Kate took another swig from the bottle before recapping it. She had, at the time, considered going to Larry Bittle with a formal complaint. But her pride had outweighed whatever satisfaction she might have gleaned from that.

The client was satisfied, and that was the bottom line at Bittle. Roger would have lost some ground, certainly, if she'd filed a complaint. Others in the office would have distrusted him, pulled back from him.

And she would have looked like the whining, betrayed female, sniveling because she had mixed sex and business and had lost.

Better that she'd kept it to herself, Kate decided and put the

Mylanta back in her drawer. Better that she'd been able to say, straight to his face, that she had put the whole incident behind her.

Even if it was a lie, even if she would detest him for the rest of her life.

With a shrug, she recalled her data. Better by far to avoid slick, smart, gorgeous men with more ambition than heart.
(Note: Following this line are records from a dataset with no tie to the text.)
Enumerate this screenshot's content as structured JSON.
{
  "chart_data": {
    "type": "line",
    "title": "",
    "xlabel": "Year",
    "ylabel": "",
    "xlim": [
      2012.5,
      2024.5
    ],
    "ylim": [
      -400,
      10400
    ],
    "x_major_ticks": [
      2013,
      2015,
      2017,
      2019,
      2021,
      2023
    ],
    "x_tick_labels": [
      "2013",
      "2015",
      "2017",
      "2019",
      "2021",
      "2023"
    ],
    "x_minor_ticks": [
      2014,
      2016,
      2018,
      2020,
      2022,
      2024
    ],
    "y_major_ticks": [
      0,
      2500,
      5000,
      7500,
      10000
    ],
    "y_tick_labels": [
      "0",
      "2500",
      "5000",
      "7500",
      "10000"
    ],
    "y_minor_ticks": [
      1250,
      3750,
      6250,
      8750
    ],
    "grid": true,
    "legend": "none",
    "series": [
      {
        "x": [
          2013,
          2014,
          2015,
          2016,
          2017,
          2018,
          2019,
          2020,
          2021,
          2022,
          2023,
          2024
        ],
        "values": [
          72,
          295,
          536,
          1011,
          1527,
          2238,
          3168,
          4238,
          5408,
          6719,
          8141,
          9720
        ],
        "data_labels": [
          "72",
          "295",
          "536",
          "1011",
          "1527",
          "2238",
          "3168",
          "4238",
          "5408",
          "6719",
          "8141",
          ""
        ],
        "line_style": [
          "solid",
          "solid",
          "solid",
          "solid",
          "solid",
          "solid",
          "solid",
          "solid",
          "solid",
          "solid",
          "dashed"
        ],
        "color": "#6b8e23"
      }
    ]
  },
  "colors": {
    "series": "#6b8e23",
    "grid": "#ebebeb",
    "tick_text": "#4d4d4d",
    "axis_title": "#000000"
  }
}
Better, much better, to stay in the fast lane on the career track and avoid any and all distractions. Partnership was waiting, with all the success it entailed.

When she had that partnership, had climbed to that next rung, she would have earned it. And maybe, she thought, just maybe, when she reached that level of success, she would be able to prove to herself that she was not her father's daughter.

She smiled a little as she began to run figures. Stick with numbers, pal, she reminded herself. They never lie.